Book Review: UnCrowned Champions

BOOK REVIEW
by Springs Toledo

UnCrowned Champions
by J.J. Johnston and Don Cogswell

Uncrowned Champions is a collection of essays recounting the greatness and the tragic oversight of prize fighters from the first half of the 20th century. J.J. Johnston is an amateur boxer-turned-actor-turned-boxing historian who co-authored Chicago Boxing (2005), Chicago Amateur Boxing (2006), and Babyface and Pop (2011) –the latter of which is an overdue biography of the great Jimmy McLarnin. D.S. Cogswell is a boxing historian and member of the International Boxing Research Organization. He has written extensively about the sweet science over many years.

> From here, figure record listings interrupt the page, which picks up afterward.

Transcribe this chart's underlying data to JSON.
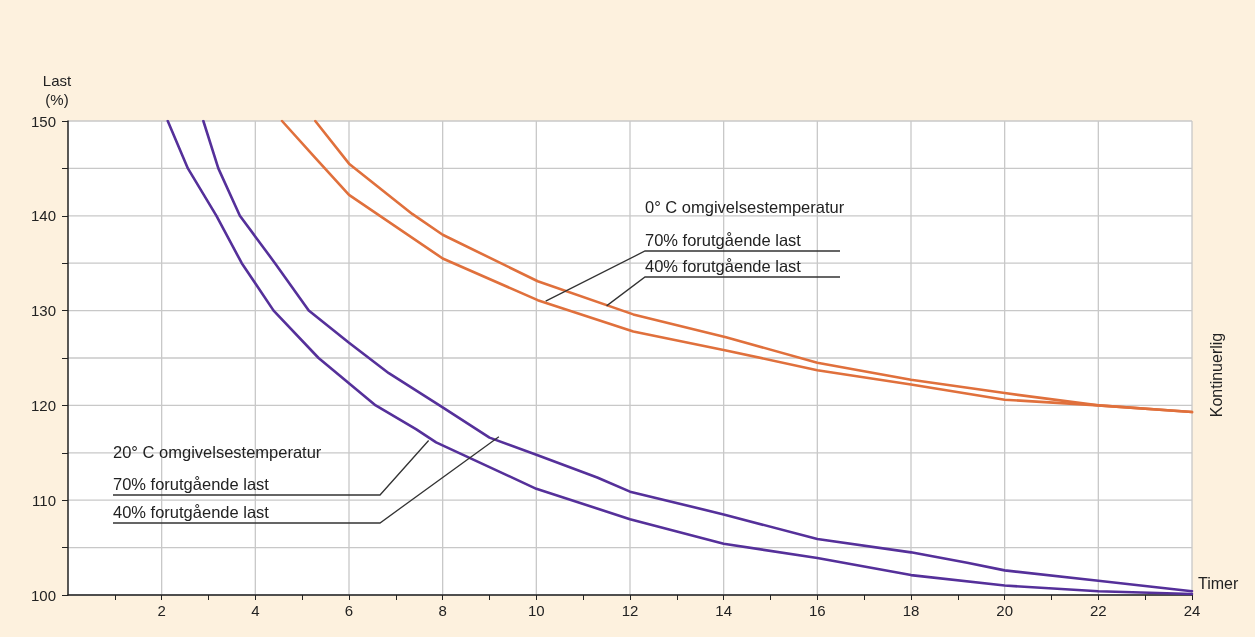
{
  "chart_data": {
    "type": "line",
    "xlabel": "Timer",
    "ylabel": "Last (%)",
    "xlim": [
      0,
      24
    ],
    "ylim": [
      100,
      150
    ],
    "xticks": [
      {
        "value": 1,
        "label": null
      },
      2,
      {
        "value": 3,
        "label": null
      },
      4,
      {
        "value": 5,
        "label": null
      },
      6,
      {
        "value": 7,
        "label": null
      },
      8,
      {
        "value": 9,
        "label": null
      },
      10,
      {
        "value": 11,
        "label": null
      },
      12,
      {
        "value": 13,
        "label": null
      },
      14,
      {
        "value": 15,
        "label": null
      },
      16,
      {
        "value": 17,
        "label": null
      },
      18,
      {
        "value": 19,
        "label": null
      },
      20,
      {
        "value": 21,
        "label": null
      },
      22,
      {
        "value": 23,
        "label": null
      },
      24
    ],
    "yticks": [
      100,
      {
        "value": 105,
        "label": null
      },
      110,
      {
        "value": 115,
        "label": null
      },
      120,
      {
        "value": 125,
        "label": null
      },
      130,
      {
        "value": 135,
        "label": null
      },
      140,
      {
        "value": 145,
        "label": null
      },
      150
    ],
    "grid": true,
    "marker": "none",
    "line_style": "solid",
    "series": [
      {
        "color": "#e0703c",
        "x": [
          5.28,
          6,
          7.35,
          8,
          10.03,
          12.07,
          14.05,
          16,
          16.88,
          18,
          20,
          22,
          24
        ],
        "values": [
          150,
          145.5,
          140.2,
          138,
          133.1,
          129.6,
          127.2,
          124.5,
          123.7,
          122.7,
          121.3,
          120,
          119.3
        ]
      },
      {
        "color": "#e0703c",
        "x": [
          4.57,
          5.28,
          6,
          8,
          10.03,
          12.07,
          14.05,
          16,
          18,
          20,
          22,
          24
        ],
        "values": [
          150,
          146.1,
          142.2,
          135.5,
          131.1,
          127.8,
          125.8,
          123.7,
          122.2,
          120.6,
          120,
          119.3
        ]
      },
      {
        "color": "#55309a",
        "x": [
          2.89,
          3.21,
          3.67,
          4.42,
          5.14,
          6,
          6.85,
          8,
          9,
          10,
          11.3,
          12,
          14,
          16,
          18,
          19.2,
          20,
          22,
          24
        ],
        "values": [
          150,
          145,
          140,
          135,
          130,
          126.6,
          123.4,
          119.8,
          116.6,
          114.8,
          112.4,
          110.9,
          108.5,
          105.9,
          104.5,
          103.4,
          102.6,
          101.5,
          100.4
        ]
      },
      {
        "color": "#55309a",
        "x": [
          2.13,
          2.56,
          3.17,
          3.71,
          4.39,
          5.35,
          6.57,
          7.43,
          7.86,
          10,
          12,
          14,
          16,
          18,
          20,
          22,
          24
        ],
        "values": [
          150,
          145,
          140,
          135,
          130,
          125,
          120,
          117.5,
          116.1,
          111.2,
          108,
          105.4,
          103.9,
          102.1,
          101,
          100.4,
          100.1
        ]
      }
    ],
    "annotations": [
      "0° C omgivelsestemperatur",
      {
        "text": "70% forutgående last",
        "x": 10.2,
        "y": 131
      },
      {
        "text": "40% forutgående last",
        "x": 11.5,
        "y": 130.5
      },
      "20° C omgivelsestemperatur",
      {
        "text": "70% forutgående last",
        "x": 7.7,
        "y": 116.3
      },
      {
        "text": "40% forutgående last",
        "x": 9.2,
        "y": 116.7
      },
      "Kontinuerlig"
    ]
  }
}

Tipping the scales at almost 2 lbs and with 22 articles spanning over 300 pages, Uncrowned Champions approaches Big Bill Tate in the book weight division. The sheer volume of information it offers to boxing aficionados, chroniclers, and historians rivals the punch stats of Harry Greb over 15 rounds. Perhaps its most attractive feature is the graphics that are offered on almost every page –artwork by the late Robert Carson is accompanied by rare action photographs, portraits, and contemporary newspaper sketches.

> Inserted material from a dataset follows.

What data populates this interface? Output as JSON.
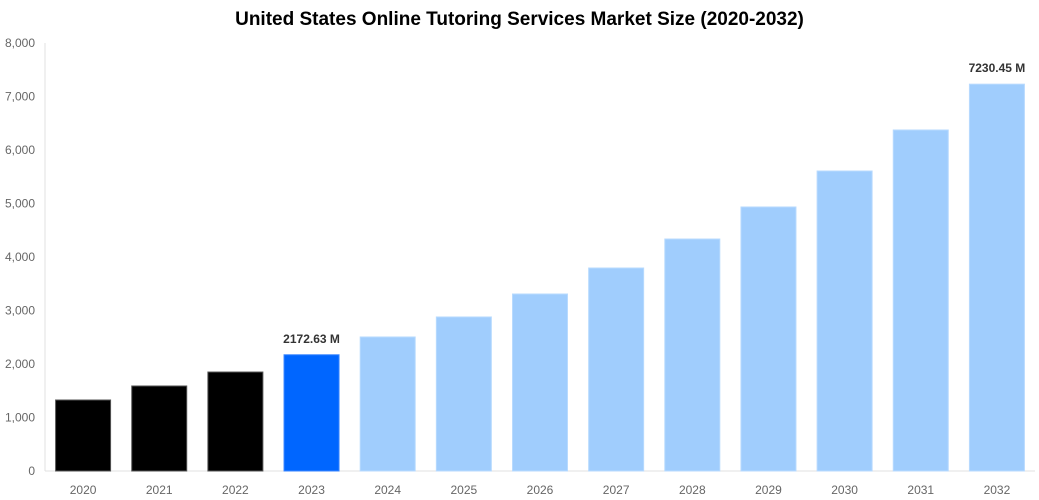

While it is and always has been true that the sport of boxing offers poor boys a detour from dead-ends, it doesn’t end with that. Only a small percentage of those gloves take hold of fame and fortune. Far more have ended their careers as broken as they were broke, despite their blood-stained determination and often enough, despite their skill.

Who tells their stories?

The enthusiasm of Johnston and Cogswell burns brightly enough to see them exhume even the smallest details about long-dead giants like Peter Jackson, Harry Wills, George Godfrey, and the great giant-killer himself –Sam Langford. Later fighters examined include Lloyd Marshall, Holman Williams, “Tiger” Ted Lowry, Charley Burley, and Jimmy Bivins. Mike Gibbons and Packey McFarland stand shoulder-to-shoulder with the rest and in rebuke to the widely-held notion that a fighter’s complexion was his only hindrance to glory.

Interestingly, this book reduces well-known icons to supporting roles, and yet it whispers something else, something quite poignant: Great though they were, the world champions with names every boxing fan knew were, in the end, lucky. There were others –and these others were ducked and avoided because of their color, lack of connections, or the timing of their arrival on the scene. They may have been every bit as good as the gods of the ring.

There were others; Johnston and Cogswell have summoned them out of the black and into the blue.

~ Springs Toledo
Uncrowned Champions (2011) by J.J. Johnston and D.S. Cogswell.
Nonfiction/sports history. $38.00. 978-1-4507-7749-0.